Retail flood propels delivery-based trades to a record

NSE had a 92.2% share in the equities cash market as of the end of October, with rival BSE accounting for the remainder. (Reuters)
NSE had a 92.2% share in the equities cash market as of the end of October, with rival BSE accounting for the remainder. (Reuters)
Summary

Inflows from mutual funds and direct investments by retail investors have driven delivery to traded volumes to a record 31% so far this fiscal year, up from an average of 20% in the previous five years. 

Cash delivery volumes on India's largest stock exchange surged more than 50% to a record in the current fiscal year, driven by unprecedented retail flows. Market experts predict the trend will only accelerate as more household savings flood into Indian equities.

The average delivery to traded volumes on the National Stock Exchange (NSE) rose to 31% in the April to October period of FY26, according to its data. That surpassed the yearly average of 20% in the past five fiscals from FY21 to FY25. NSE had a 92.2% share in the equities cash market as of the end of October, with rival BSE accounting for the remainder.

Simply put, if 100 shares have been traded so far this fiscal year, 31 have changed hands, while participants have squared off the rest. Between FY21 and FY25, 20 shares changed hands on average, while 80 were squared off within the market hours, from 9:15am to 3:30pm, Monday through Friday.

“Growing retail interest in stocks is fuelling the rise of delivery-based buying in our markets," said Nilesh Shah, managing director & chief executive officer of Kotak Mahindra Asset Management Co. "SIP (systematic investment plan) and sustained buying by retail through mutual funds and directly is likely to keep the tempo of deliveries at current levels ."

Rise of retail

Mutual fund-led domestic institutional investors (DIIs) have net purchased shares worth 4.4 trillion in the fiscal year through October, while foreign portfolio investors (FPIs) offloaded shares worth 64,520 crore, shows BSE data.
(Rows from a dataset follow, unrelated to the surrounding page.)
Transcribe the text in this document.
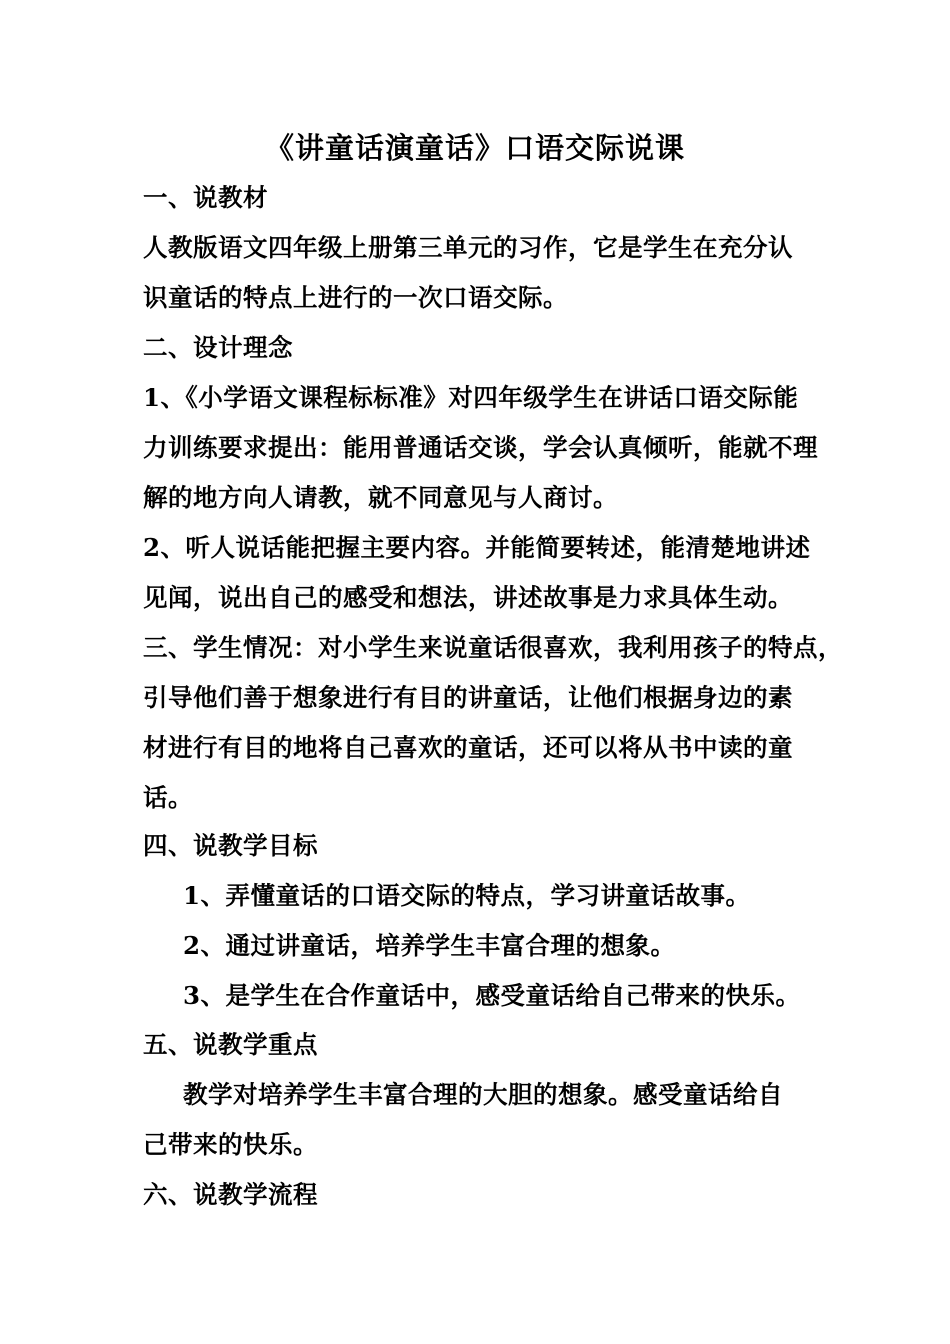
《讲童话演童话》口语交际说课
一、说教材
人教版语文四年级上册第三单元的习作，它是学生在充分认
识童话的特点上进行的一次口语交际。
二、设计理念
1、《小学语文课程标标准》对四年级学生在讲话口语交际能
力训练要求提出：能用普通话交谈，学会认真倾听，能就不理
解的地方向人请教，就不同意见与人商讨。
2、听人说话能把握主要内容。并能简要转述，能清楚地讲述
见闻，说出自己的感受和想法，讲述故事是力求具体生动。
三、学生情况：对小学生来说童话很喜欢，我利用孩子的特点，
引导他们善于想象进行有目的讲童话，让他们根据身边的素
材进行有目的地将自己喜欢的童话，还可以将从书中读的童
话。
四、说教学目标
1、弄懂童话的口语交际的特点，学习讲童话故事。
2、通过讲童话，培养学生丰富合理的想象。
3、是学生在合作童话中，感受童话给自己带来的快乐。
五、说教学重点
教学对培养学生丰富合理的大胆的想象。感受童话给自
己带来的快乐。
六、说教学流程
Domestic buying enabled the Nifty to recover 18% from a multi-year low of 21,743.65 on 7 April to a close of 25,722.10 by the end of October.

In FY25, DIIs invested a record 6.1 trillion, while FPIs net sold cash shares, largely in the second half, worth 2.4 trillion. Buying in the first half drove a 17% rally in Nifty from April 2024 to a record 26,277.35 on 27 September. However, FPI selling caused the benchmark to slip 17% to a low of 21,743.65 by 7 April this year .

Given the average monthly inflows of almost 63,000 crore in the seven months of the current fiscal year, DII investments could hit a record 7.5 trillion in FY26. This could keep delivery volumes elevated despite FPI selling.

"The financialisation of household assets is only going to increase, with the next 5 crore folios (investor accounts) coming largely from the youth who want to invest in stocks through the SIP route," said Swarup Mohanty, chief executive officer at Mirae Asset Mutual Fund.

Mohanty's claims are backed by RBI data: mutual funds at 41.28 trillion accounted for 11.7% of households' total financial assets of 352.64 trillion as of FY25. This was up from 8.66% of the total financial assets of 199.79 trillion at the end of FY21.

The power of SIP

The number of investor accounts or folios in equity-oriented schemes of mutual funds surged over 2.5 times from 6.6 crore at the end of FY21 to 17.61 crore as of October this year, per data from the Association of Mutual Funds in India (Amfi) .

SIP inflows have surged from 96,080 crore in FY21 to 1.96 trillion in the current fiscal through October, according to Amfi data.

"The rise in delivery volumes is attributable to a surge in retail participation either directly or through the mutual fund route," said Dinesh Thakkar, chairman and managing director of Angel One, India's third-largest broker by clients. “It stands as testimony to increased investments into the equity markets by Indian households."

Indirect retail inflows through mutual funds have surged over the years–exchange data shows DIIs have net purchased 16 trillion in the secondary market between FY21 and FY26 (until October). Meanwhile, NSE data shows that direct retail pumped in 4.62 trillion in its cash market between calendar year 2020 and 2025 (until 31 October this year).

HFT slowdown

However, according to a broker, who spoke on the condition of anonymity, a slowdown in trading by high-frequency traders following the market regulator’s crackdown on US firm Jane Street in July has also contributed to the surge in delivery volumes. The Securities and Exchange Board of India (Sebi) has accused the US HFT of manipulating indices like Bank Nifty to make illegal gains in options trading. Jane Street has denied the allegations and challenged Sebi’s 4 July interim order at the Securities Appellate Tribunal .

“HFTs in the course of trading prior to the Sebi order straddled the cash and the derivatives market, resulting in heightened volumes in both segments," the broker quoted earlier said. “But, with a slowdown in such trades, the traded cash volume growth has relatively lagged the delivery volume growth this fiscal."